We then fit the data with a polynomial (dashed curve in Figure 3B; see Experimental Procedures) and used its peaks and troughs to determine the approximate locations of the boundaries between adjacent cortical areas. Based on this analysis, we conceptually divided the recording sites on STP into four sectors, which we estimate correspond to the following subdivisions within the auditory cortex: Sec (sector) 1, A1/ML; Sec 2, R/RL;
Sec 3, RTL; Sec 4, RTp (Figure 3A). The www.selleckchem.com/products/BKM-120.html core/belt (e.g., A1/ML) boundary within Sec 1 or Sec 2 could not be determined by changes in the CF because the tuning frequency does not vary along the medial-lateral axis of the STP (e.g., Petkov et al., 2006). Nor could we detect the boundary with any certainty based on differences in sharpness or strength of tuning between the belt and the core (Rauschecker et al., 1995). We also examined maps obtained with other field potential frequency bands.
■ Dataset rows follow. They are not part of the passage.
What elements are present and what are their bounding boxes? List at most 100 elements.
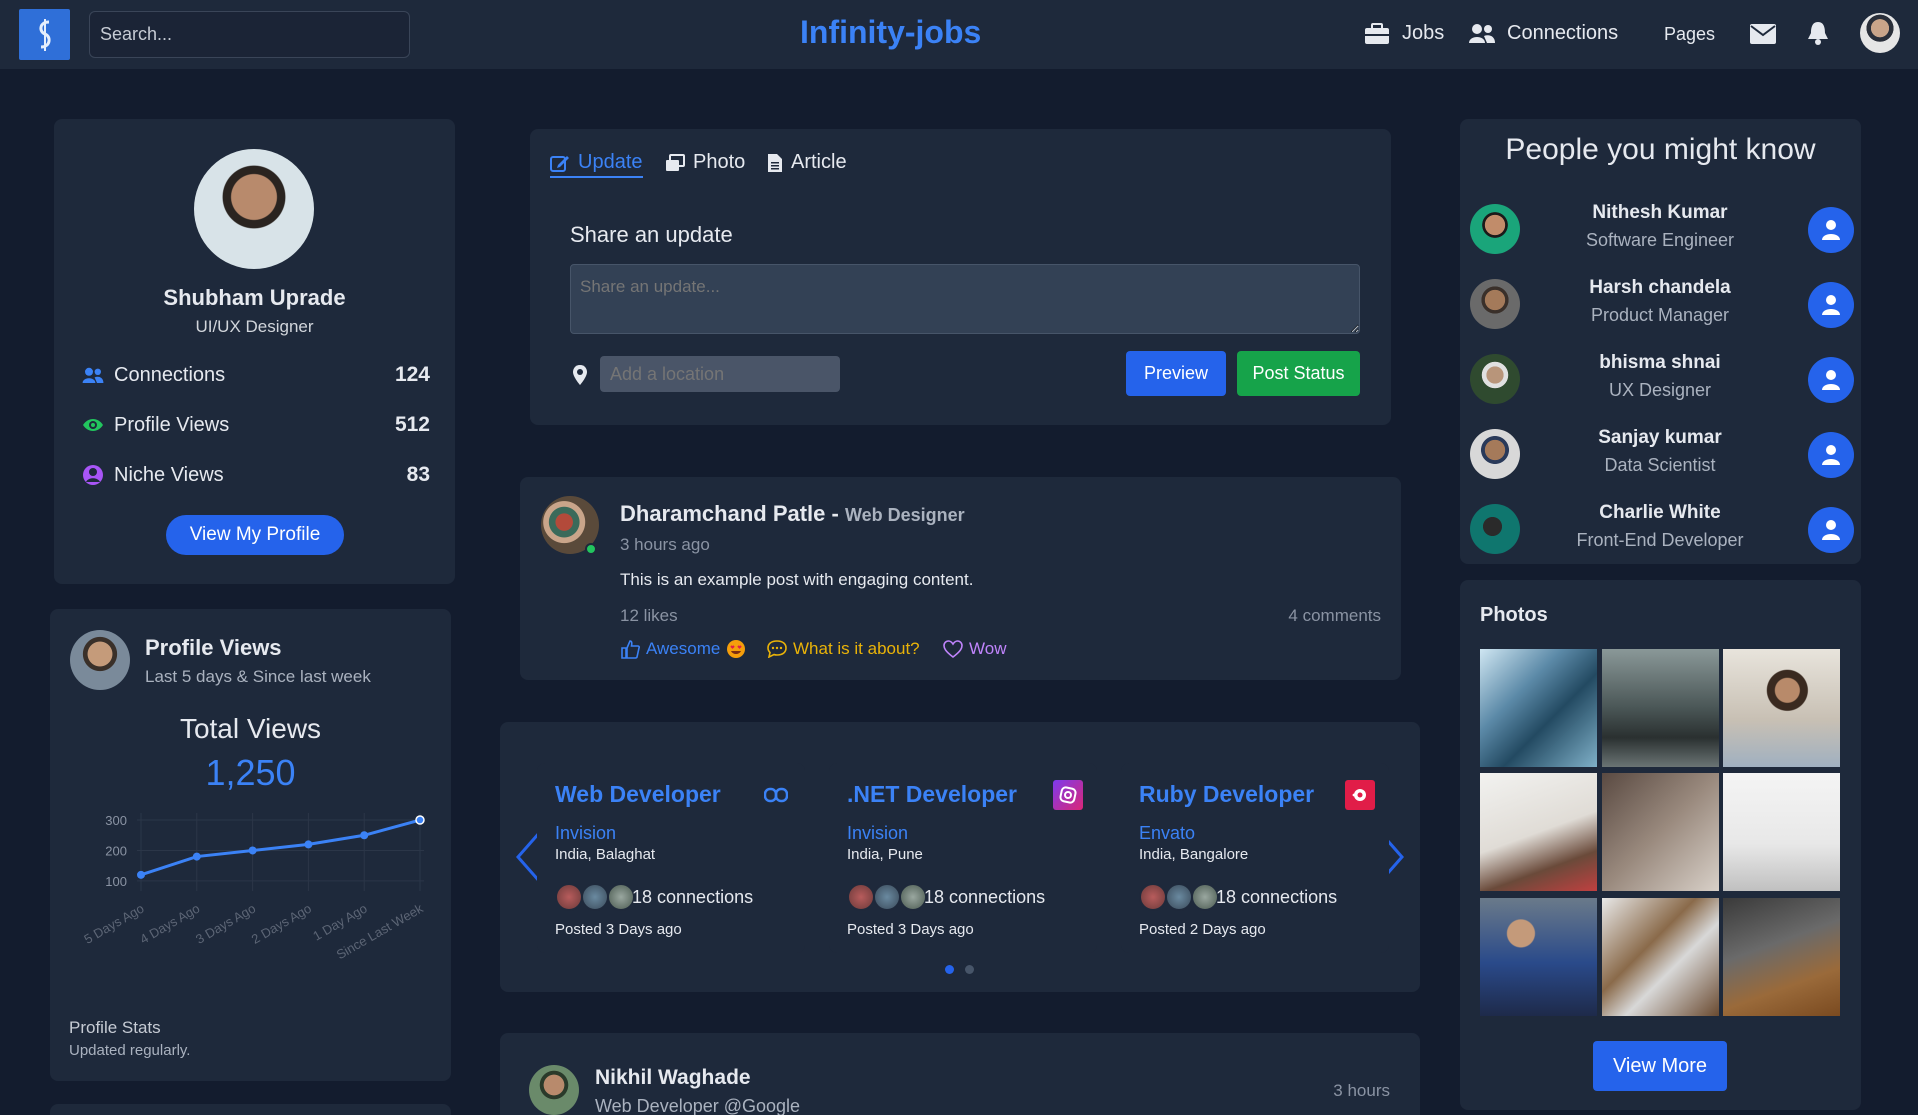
- view-more-button[interactable]: View More: [1593, 1041, 1727, 1091]
- react-what-is-it-about[interactable]: What is it about?: [767, 639, 920, 659]
- photo-thumbnail[interactable]: [1602, 898, 1719, 1016]
- profile-name: Shubham Uprade: [163, 285, 346, 310]
- stat-profile-views[interactable]: Profile Views 512: [82, 413, 430, 437]
- photo-thumbnail[interactable]: [1480, 898, 1597, 1016]
- user-avatar[interactable]: [1860, 13, 1900, 53]
- person-item[interactable]: Charlie White Front-End Developer: [1470, 500, 1854, 556]
- person-item[interactable]: bhisma shnai UX Designer: [1470, 350, 1854, 406]
- search-input[interactable]: [89, 11, 410, 58]
- post-author[interactable]: Dharamchand Patle - Web Designer: [620, 501, 965, 527]
- bell-icon[interactable]: [1807, 21, 1829, 46]
- job-title[interactable]: Ruby Developer: [1139, 781, 1314, 808]
- photo-thumbnail[interactable]: [1602, 773, 1719, 891]
- person-avatar[interactable]: [1470, 429, 1520, 479]
- person-name[interactable]: Harsh chandela: [1530, 277, 1790, 299]
- views-subtitle: Last 5 days & Since last week: [145, 667, 371, 686]
- tab-photo[interactable]: Photo: [665, 151, 745, 174]
- profile-avatar[interactable]: [194, 149, 314, 269]
- stat-connections[interactable]: Connections 124: [82, 363, 430, 387]
- post-text: This is an example post with engaging co…: [620, 570, 974, 589]
- nav-connections[interactable]: Connections: [1469, 22, 1618, 45]
- link-icon: [761, 780, 791, 810]
- post2-author[interactable]: Nikhil Waghade: [595, 1066, 751, 1090]
- post-comments[interactable]: 4 comments: [1288, 606, 1381, 626]
- person-item[interactable]: Sanjay kumar Data Scientist: [1470, 425, 1854, 481]
- post2-avatar[interactable]: [529, 1065, 579, 1115]
- stat-value: 83: [406, 463, 430, 486]
- users-icon: [1469, 23, 1495, 43]
- job-card[interactable]: Web Developer Invision India, Balaghat 1…: [537, 763, 805, 953]
- tab-article[interactable]: Article: [767, 151, 847, 174]
- people-title: People you might know: [1505, 133, 1816, 166]
- person-role: UX Designer: [1608, 380, 1712, 400]
- add-connection-button[interactable]: [1808, 432, 1854, 478]
- location-input[interactable]: [600, 356, 840, 392]
- job-company[interactable]: Invision: [555, 823, 616, 844]
- job-company[interactable]: Envato: [1139, 823, 1195, 844]
- post2-time: 3 hours: [1333, 1081, 1390, 1100]
- photo-thumbnail[interactable]: [1480, 773, 1597, 891]
- photo-thumbnail[interactable]: [1723, 649, 1840, 767]
- job-title[interactable]: .NET Developer: [847, 781, 1017, 808]
- update-textarea[interactable]: [570, 264, 1360, 334]
- person-name[interactable]: bhisma shnai: [1530, 352, 1790, 374]
- composer-heading: Share an update: [570, 222, 733, 247]
- tab-update[interactable]: Update: [550, 151, 643, 178]
- add-connection-button[interactable]: [1808, 357, 1854, 403]
- photo-thumbnail[interactable]: [1480, 649, 1597, 767]
- person-avatar[interactable]: [1470, 354, 1520, 404]
- job-card[interactable]: Ruby Developer Envato India, Bangalore 1…: [1121, 763, 1389, 953]
- connection-avatars: [555, 883, 637, 911]
- nav-jobs[interactable]: Jobs: [1364, 22, 1444, 45]
- person-name[interactable]: Sanjay kumar: [1530, 427, 1790, 449]
- person-item[interactable]: Harsh chandela Product Manager: [1470, 275, 1854, 331]
- job-card[interactable]: .NET Developer Invision India, Pune 18 c…: [829, 763, 1097, 953]
- nav-pages[interactable]: Pages: [1664, 24, 1715, 45]
- react-awesome[interactable]: Awesome: [620, 639, 746, 659]
- add-connection-button[interactable]: [1808, 207, 1854, 253]
- person-name[interactable]: Charlie White: [1530, 502, 1790, 524]
- tab-label: Article: [791, 151, 847, 173]
- users-icon: [82, 367, 104, 383]
- online-indicator: [585, 543, 597, 555]
- job-title[interactable]: Web Developer: [555, 781, 721, 808]
- person-avatar[interactable]: [1470, 204, 1520, 254]
- logo-icon: [38, 18, 51, 51]
- total-views-value: 1,250: [205, 752, 296, 793]
- carousel-dot-active[interactable]: [945, 965, 954, 974]
- view-profile-button[interactable]: View My Profile: [166, 515, 344, 555]
- post2-role: Web Developer @Google: [595, 1096, 801, 1115]
- job-posted: Posted 3 Days ago: [555, 921, 682, 938]
- connection-avatars: [847, 883, 929, 911]
- data-point: [137, 870, 145, 879]
- add-connection-button[interactable]: [1808, 282, 1854, 328]
- post-card: Dharamchand Patle - Web Designer 3 hours…: [520, 477, 1401, 680]
- stat-niche-views[interactable]: Niche Views 83: [82, 463, 430, 487]
- tab-label: Update: [578, 151, 643, 173]
- person-role: Product Manager: [1590, 305, 1730, 325]
- add-connection-button[interactable]: [1808, 507, 1854, 553]
- person-item[interactable]: Nithesh Kumar Software Engineer: [1470, 200, 1854, 256]
- job-company[interactable]: Invision: [847, 823, 908, 844]
- react-wow[interactable]: Wow: [943, 639, 1006, 659]
- post-status-button[interactable]: Post Status: [1237, 351, 1360, 396]
- person-role: Data Scientist: [1604, 455, 1716, 475]
- user-icon: [1822, 370, 1840, 390]
- thumbs-up-icon: [621, 640, 640, 659]
- person-avatar[interactable]: [1470, 279, 1520, 329]
- photo-thumbnail[interactable]: [1723, 898, 1840, 1016]
- navbar: Infinity-jobs Jobs Connections Pages: [0, 0, 1918, 69]
- photo-thumbnail[interactable]: [1723, 773, 1840, 891]
- preview-button[interactable]: Preview: [1126, 351, 1226, 396]
- post-likes[interactable]: 12 likes: [620, 606, 678, 626]
- carousel-dot[interactable]: [965, 965, 974, 974]
- person-avatar[interactable]: [1470, 504, 1520, 554]
- profile-card: Shubham Uprade UI/UX Designer Connection…: [54, 119, 455, 584]
- person-name[interactable]: Nithesh Kumar: [1530, 202, 1790, 224]
- star-eyes-emoji-icon: [727, 640, 746, 658]
- x-tick-label: 2 Days Ago: [249, 901, 314, 947]
- envelope-icon[interactable]: [1750, 24, 1776, 44]
- logo[interactable]: [19, 9, 70, 60]
- photo-thumbnail[interactable]: [1602, 649, 1719, 767]
- photo-icon: [666, 153, 685, 171]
Although the CF maps from the lower frequency bands (theta, alpha, beta, and low gamma) were similar to the map from the high-gamma band (Figure S1), it was more difficult
to discern clear reversals in the CF maps from the lower frequency bands. The difficulty is evident from inspection of the CF values projected on the caudorostral axis of the supratemporal plane (Figures S1A andS1B, right column). In the lower frequency bands, the CF values did not selleck screening library vary and reverse as smoothly as those in the high-gamma band. To quantify the difference, we examined how well a polynomial curve fit each of the CF maps projected on the caudorostral axis (the blue curves in the columns on the right in Figures S1A and S1B). We found that high gamma had the highest R2. Although high R2 values could be obtained from untuned data (i.e., without frequency tuning, all points could lie on a line and still be well fitted), it is clear from the plots that the drop in the value of R2 for the other evoked frequency bands was due to decreased Ketanserin consistency in tuning along the caudorostral axis. The results
indicate not only that the high-gamma band produced the clearest tonotopic maps, but also that the other frequency bands produced noisier, although consistent maps. To test this point further, we also examined the optimal degree of polynomials fit to the CFs using the Bayesian information criteria (BIC) (see Supplemental Experimental Procedures). The maps from the low frequency bands were fitted optimally with first- or second-order polynomials (Table S1: theta and beta bands in monkey M; theta, alpha, beta, and low-gamma bands in monkey B, see Supplemental Experimental Procedures), suggesting that the data from these frequency bands were not structured enough to have the multiple mirror symmetric reversals evident in data from the highest frequency band.